NEW YORK (GenomeWeb) – The Canadian Institutes of Health Research and Genome Canada, have awarded C$2.3 million (US$2 million) to the newly minted Canadian Rare Diseases Models and Mechanisms (RDMM) network to investigate the molecular mechanisms of rare diseases by looking at orthologous genes and pathways in model organisms.
Kym Boycott, RDMM co-leader, senior scientist at the Children's Hospital of Eastern Ontario, and associate professor in the University of Ottawa's faculty of medicine, told GenomeWeb in an email that the network will use the funds to provide multiple $25,000 grants to support research projects that use model organisms — specifically mouse, fly, zebrafish, worm, and yeast — to study rare diseases. Interested researchers can apply for grants through the network's website.

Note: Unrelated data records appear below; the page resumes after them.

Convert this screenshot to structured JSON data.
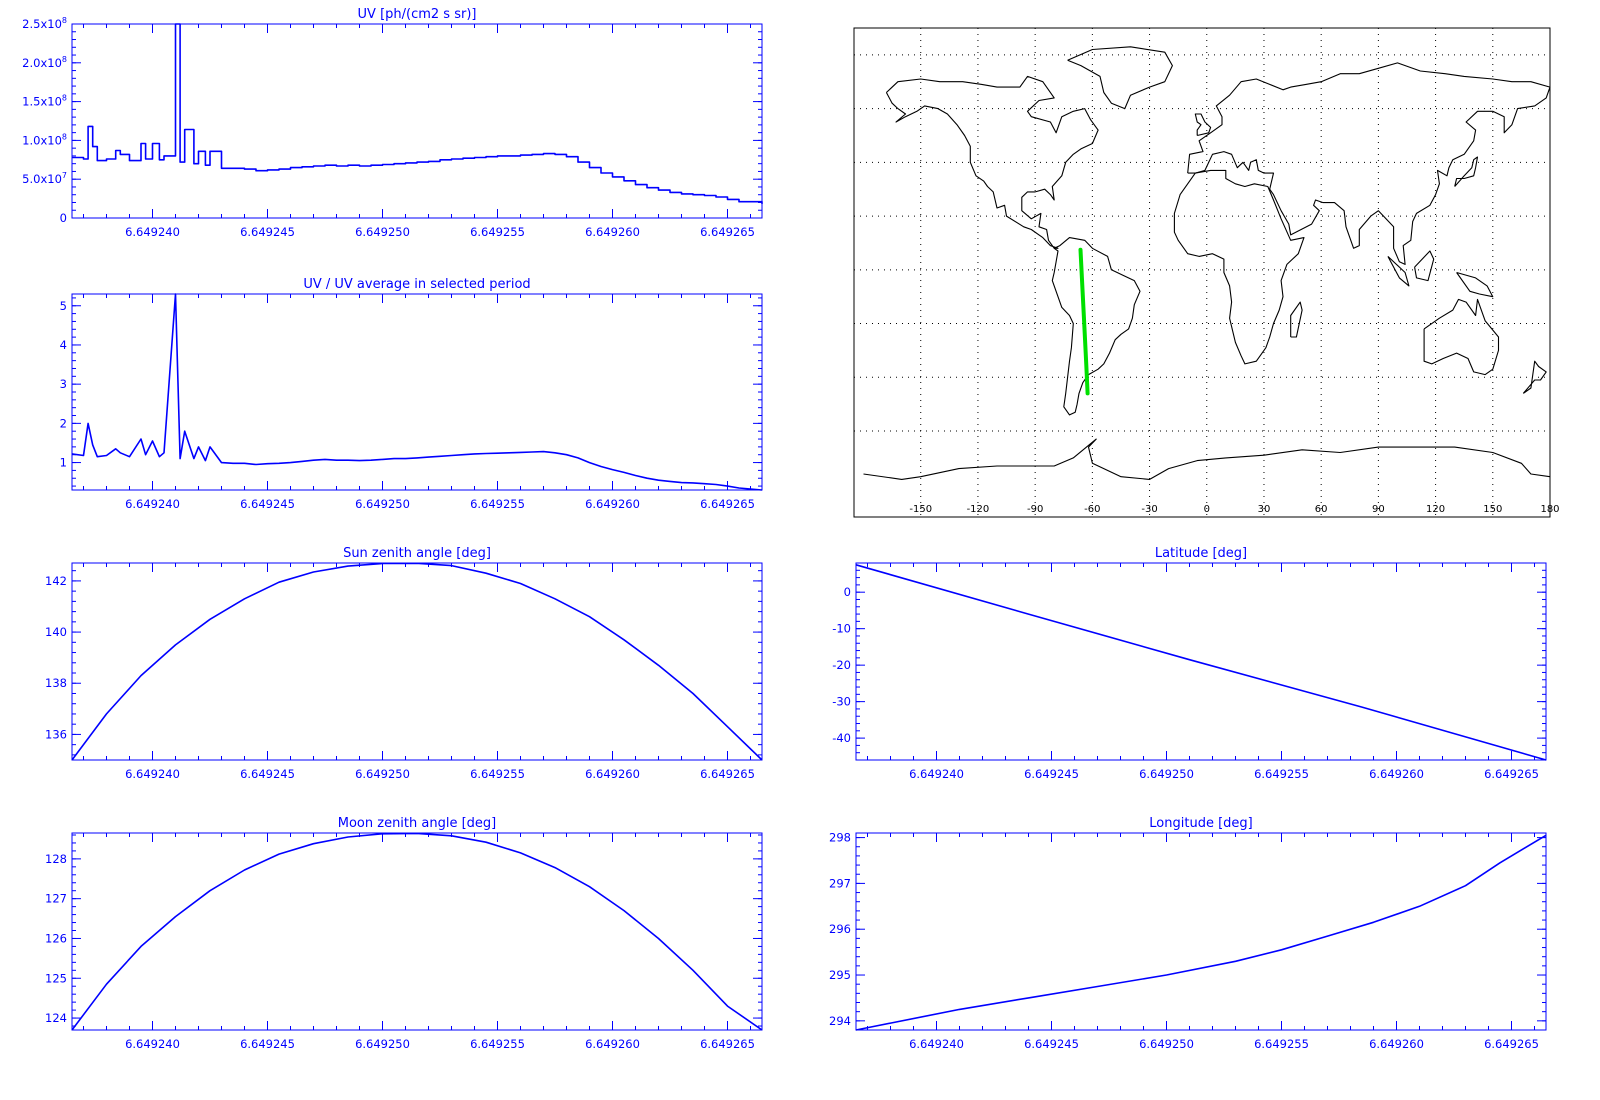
{
  "colors": {
    "axis": "#0000ff",
    "series": "#0000ff",
    "map_track": "#00e000",
    "coast": "#000000",
    "background": "#ffffff"
  },
  "chart_data": [
    {
      "id": "uv",
      "type": "line",
      "style": "histogram",
      "title": "UV [ph/(cm2 s sr)]",
      "xlim": [
        6.6492365,
        6.6492665
      ],
      "x_ticks": [
        6.64924,
        6.649245,
        6.64925,
        6.649255,
        6.64926,
        6.649265
      ],
      "x_tick_labels": [
        "6.649240",
        "6.649245",
        "6.649250",
        "6.649255",
        "6.649260",
        "6.649265"
      ],
      "ylim": [
        0,
        250000000
      ],
      "y_ticks": [
        0,
        50000000,
        100000000,
        150000000,
        200000000,
        250000000
      ],
      "y_tick_labels": [
        {
          "mant": "0",
          "exp": ""
        },
        {
          "mant": "5.0x10",
          "exp": "7"
        },
        {
          "mant": "1.0x10",
          "exp": "8"
        },
        {
          "mant": "1.5x10",
          "exp": "8"
        },
        {
          "mant": "2.0x10",
          "exp": "8"
        },
        {
          "mant": "2.5x10",
          "exp": "8"
        }
      ],
      "x": [
        6.6492365,
        6.649237,
        6.6492372,
        6.6492374,
        6.6492376,
        6.649238,
        6.6492384,
        6.6492386,
        6.649239,
        6.6492395,
        6.6492397,
        6.64924,
        6.6492403,
        6.6492405,
        6.649241,
        6.6492412,
        6.6492414,
        6.6492418,
        6.649242,
        6.6492423,
        6.6492425,
        6.649243,
        6.6492435,
        6.649244,
        6.6492445,
        6.649245,
        6.6492455,
        6.649246,
        6.6492465,
        6.649247,
        6.6492475,
        6.649248,
        6.6492485,
        6.649249,
        6.6492495,
        6.64925,
        6.6492505,
        6.649251,
        6.6492515,
        6.649252,
        6.6492525,
        6.649253,
        6.6492535,
        6.649254,
        6.6492545,
        6.649255,
        6.6492555,
        6.649256,
        6.6492565,
        6.649257,
        6.6492575,
        6.649258,
        6.6492585,
        6.649259,
        6.6492595,
        6.64926,
        6.6492605,
        6.649261,
        6.6492615,
        6.649262,
        6.6492625,
        6.649263,
        6.6492635,
        6.649264,
        6.6492645,
        6.649265,
        6.6492655,
        6.6492665
      ],
      "y": [
        78000000,
        76000000,
        118000000,
        92000000,
        74000000,
        76000000,
        87000000,
        82000000,
        74000000,
        96000000,
        76000000,
        96000000,
        75000000,
        80000000,
        250000000,
        72000000,
        114000000,
        70000000,
        86000000,
        68000000,
        86000000,
        64000000,
        64000000,
        63000000,
        61000000,
        62000000,
        63000000,
        65000000,
        66000000,
        67000000,
        68000000,
        67000000,
        68000000,
        67000000,
        68000000,
        69000000,
        70000000,
        71000000,
        72000000,
        73000000,
        75000000,
        76000000,
        77000000,
        78000000,
        79000000,
        80000000,
        80000000,
        81000000,
        82000000,
        83000000,
        82000000,
        79000000,
        72000000,
        65000000,
        58000000,
        53000000,
        48000000,
        43000000,
        39000000,
        36000000,
        33000000,
        31000000,
        30000000,
        29000000,
        27000000,
        24000000,
        21000000,
        18000000
      ]
    },
    {
      "id": "uv-ratio",
      "type": "line",
      "title": "UV / UV average in selected period",
      "xlim": [
        6.6492365,
        6.6492665
      ],
      "x_ticks": [
        6.64924,
        6.649245,
        6.64925,
        6.649255,
        6.64926,
        6.649265
      ],
      "x_tick_labels": [
        "6.649240",
        "6.649245",
        "6.649250",
        "6.649255",
        "6.649260",
        "6.649265"
      ],
      "ylim": [
        0.3,
        5.3
      ],
      "y_ticks": [
        1,
        2,
        3,
        4,
        5
      ],
      "y_tick_labels": [
        "1",
        "2",
        "3",
        "4",
        "5"
      ],
      "x": [
        6.6492365,
        6.649237,
        6.6492372,
        6.6492374,
        6.6492376,
        6.649238,
        6.6492384,
        6.6492386,
        6.649239,
        6.6492395,
        6.6492397,
        6.64924,
        6.6492403,
        6.6492405,
        6.649241,
        6.6492412,
        6.6492414,
        6.6492418,
        6.649242,
        6.6492423,
        6.6492425,
        6.649243,
        6.6492435,
        6.649244,
        6.6492445,
        6.649245,
        6.6492455,
        6.649246,
        6.6492465,
        6.649247,
        6.6492475,
        6.649248,
        6.6492485,
        6.649249,
        6.6492495,
        6.64925,
        6.6492505,
        6.649251,
        6.6492515,
        6.649252,
        6.6492525,
        6.649253,
        6.6492535,
        6.649254,
        6.6492545,
        6.649255,
        6.6492555,
        6.649256,
        6.6492565,
        6.649257,
        6.6492575,
        6.649258,
        6.6492585,
        6.649259,
        6.6492595,
        6.64926,
        6.6492605,
        6.649261,
        6.6492615,
        6.649262,
        6.6492625,
        6.649263,
        6.6492635,
        6.649264,
        6.6492645,
        6.649265,
        6.6492655,
        6.6492665
      ],
      "y": [
        1.22,
        1.18,
        2.0,
        1.45,
        1.15,
        1.18,
        1.35,
        1.25,
        1.15,
        1.6,
        1.2,
        1.55,
        1.15,
        1.25,
        5.3,
        1.1,
        1.8,
        1.1,
        1.4,
        1.05,
        1.4,
        1.0,
        0.98,
        0.98,
        0.95,
        0.97,
        0.98,
        1.0,
        1.03,
        1.06,
        1.08,
        1.06,
        1.06,
        1.05,
        1.06,
        1.08,
        1.1,
        1.1,
        1.12,
        1.14,
        1.16,
        1.18,
        1.2,
        1.22,
        1.23,
        1.24,
        1.25,
        1.26,
        1.27,
        1.28,
        1.25,
        1.2,
        1.12,
        1.0,
        0.9,
        0.82,
        0.75,
        0.67,
        0.6,
        0.55,
        0.52,
        0.49,
        0.48,
        0.46,
        0.44,
        0.4,
        0.35,
        0.3
      ]
    },
    {
      "id": "sun-zenith",
      "type": "line",
      "title": "Sun zenith angle [deg]",
      "xlim": [
        6.6492365,
        6.6492665
      ],
      "x_ticks": [
        6.64924,
        6.649245,
        6.64925,
        6.649255,
        6.64926,
        6.649265
      ],
      "x_tick_labels": [
        "6.649240",
        "6.649245",
        "6.649250",
        "6.649255",
        "6.649260",
        "6.649265"
      ],
      "ylim": [
        135.0,
        142.7
      ],
      "y_ticks": [
        136,
        138,
        140,
        142
      ],
      "y_tick_labels": [
        "136",
        "138",
        "140",
        "142"
      ],
      "x": [
        6.6492365,
        6.649238,
        6.6492395,
        6.649241,
        6.6492425,
        6.649244,
        6.6492455,
        6.649247,
        6.6492485,
        6.64925,
        6.6492515,
        6.649253,
        6.6492545,
        6.649256,
        6.6492575,
        6.649259,
        6.6492605,
        6.649262,
        6.6492635,
        6.649265,
        6.6492665
      ],
      "y": [
        135.0,
        136.8,
        138.3,
        139.5,
        140.5,
        141.3,
        141.95,
        142.35,
        142.58,
        142.68,
        142.69,
        142.6,
        142.3,
        141.9,
        141.3,
        140.6,
        139.7,
        138.7,
        137.6,
        136.3,
        135.0
      ]
    },
    {
      "id": "latitude",
      "type": "line",
      "title": "Latitude [deg]",
      "xlim": [
        6.6492365,
        6.6492665
      ],
      "x_ticks": [
        6.64924,
        6.649245,
        6.64925,
        6.649255,
        6.64926,
        6.649265
      ],
      "x_tick_labels": [
        "6.649240",
        "6.649245",
        "6.649250",
        "6.649255",
        "6.649260",
        "6.649265"
      ],
      "ylim": [
        -46,
        8
      ],
      "y_ticks": [
        -40,
        -30,
        -20,
        -10,
        0
      ],
      "y_tick_labels": [
        "-40",
        "-30",
        "-20",
        "-10",
        "0"
      ],
      "x": [
        6.6492365,
        6.649244,
        6.649251,
        6.6492585,
        6.6492665
      ],
      "y": [
        7.5,
        -6.0,
        -18.5,
        -31.5,
        -46.0
      ]
    },
    {
      "id": "moon-zenith",
      "type": "line",
      "title": "Moon zenith angle [deg]",
      "xlim": [
        6.6492365,
        6.6492665
      ],
      "x_ticks": [
        6.64924,
        6.649245,
        6.64925,
        6.649255,
        6.64926,
        6.649265
      ],
      "x_tick_labels": [
        "6.649240",
        "6.649245",
        "6.649250",
        "6.649255",
        "6.649260",
        "6.649265"
      ],
      "ylim": [
        123.7,
        128.65
      ],
      "y_ticks": [
        124,
        125,
        126,
        127,
        128
      ],
      "y_tick_labels": [
        "124",
        "125",
        "126",
        "127",
        "128"
      ],
      "x": [
        6.6492365,
        6.649238,
        6.6492395,
        6.649241,
        6.6492425,
        6.649244,
        6.6492455,
        6.649247,
        6.6492485,
        6.64925,
        6.6492515,
        6.649253,
        6.6492545,
        6.649256,
        6.6492575,
        6.649259,
        6.6492605,
        6.649262,
        6.6492635,
        6.649265,
        6.6492665
      ],
      "y": [
        123.7,
        124.85,
        125.8,
        126.55,
        127.2,
        127.72,
        128.12,
        128.38,
        128.55,
        128.63,
        128.64,
        128.58,
        128.42,
        128.15,
        127.78,
        127.3,
        126.7,
        126.0,
        125.2,
        124.3,
        123.7
      ]
    },
    {
      "id": "longitude",
      "type": "line",
      "title": "Longitude [deg]",
      "xlim": [
        6.6492365,
        6.6492665
      ],
      "x_ticks": [
        6.64924,
        6.649245,
        6.64925,
        6.649255,
        6.64926,
        6.649265
      ],
      "x_tick_labels": [
        "6.649240",
        "6.649245",
        "6.649250",
        "6.649255",
        "6.649260",
        "6.649265"
      ],
      "ylim": [
        293.8,
        298.1
      ],
      "y_ticks": [
        294,
        295,
        296,
        297,
        298
      ],
      "y_tick_labels": [
        "294",
        "295",
        "296",
        "297",
        "298"
      ],
      "x": [
        6.6492365,
        6.649238,
        6.649241,
        6.649244,
        6.649247,
        6.64925,
        6.649253,
        6.649255,
        6.649257,
        6.649259,
        6.649261,
        6.649263,
        6.6492645,
        6.6492665
      ],
      "y": [
        293.8,
        293.95,
        294.25,
        294.5,
        294.75,
        295.0,
        295.3,
        295.55,
        295.85,
        296.15,
        296.5,
        296.95,
        297.45,
        298.05
      ]
    },
    {
      "id": "map",
      "type": "scatter",
      "xlim": [
        -185,
        180
      ],
      "ylim": [
        -92,
        90
      ],
      "x_ticks": [
        -150,
        -120,
        -90,
        -60,
        -30,
        0,
        30,
        60,
        90,
        120,
        150,
        180
      ],
      "x_tick_labels": [
        "-150",
        "-120",
        "-90",
        "-60",
        "-30",
        "0",
        "30",
        "60",
        "90",
        "120",
        "150",
        "180"
      ],
      "grid": true,
      "track": {
        "lon": [
          -66.2,
          -65.5,
          -64.7,
          -63.9,
          -63.2,
          -62.5
        ],
        "lat": [
          7.5,
          -3.0,
          -14.0,
          -25.0,
          -35.5,
          -46.0
        ]
      }
    }
  ]
}
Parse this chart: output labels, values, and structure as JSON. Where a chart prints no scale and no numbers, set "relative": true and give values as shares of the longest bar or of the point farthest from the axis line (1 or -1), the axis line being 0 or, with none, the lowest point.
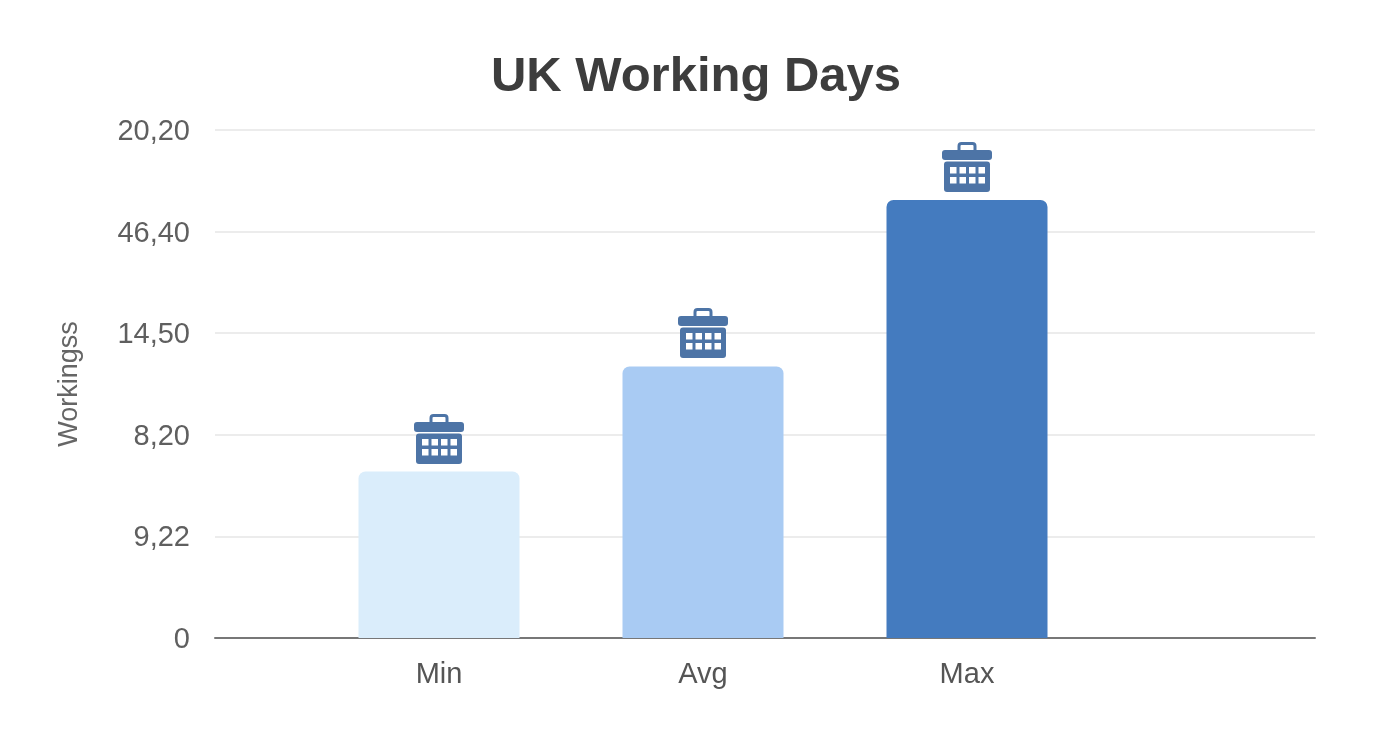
{
  "chart_data": {
    "type": "bar",
    "title": "UK Working Days",
    "ylabel": "Workingss",
    "categories": [
      "Min",
      "Avg",
      "Max"
    ],
    "values": [
      0.38,
      0.62,
      1
    ],
    "colors": [
      "#daedfb",
      "#a9cbf3",
      "#447bbf"
    ],
    "relative": true,
    "annotations": [
      "20,20",
      "46,40",
      "14,50",
      "8,20",
      "9,22",
      "0"
    ],
    "grid": "y"
  }
}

Members of the model organism community in Canada can also sign up to be members of the RDMM through its website. Membership is open to basic science researchers studying gene function in model organisms and clinician scientists identifying novel diseases. The network aims to validate genetic variants that cause disease, advance understanding of disease mechanisms, create the rationale for treatment, and foster collaboration between scientists and clinicians.
RDMM aims to "mobilize the entire Canadian biomedical community of clinicians and model organism researchers to communicate and connect, integrate and share their resources and expertise, and work together to provide functional insights into newly discovered rare disease genes," Philip Hieter, senior scientist at the University of British Columbia and co-leader of the network, said in a statement.
"The key to success will be increased collaboration between clinicians and scientists as early as possible following the discovery of new gene mutations that cause disease," Boycott added.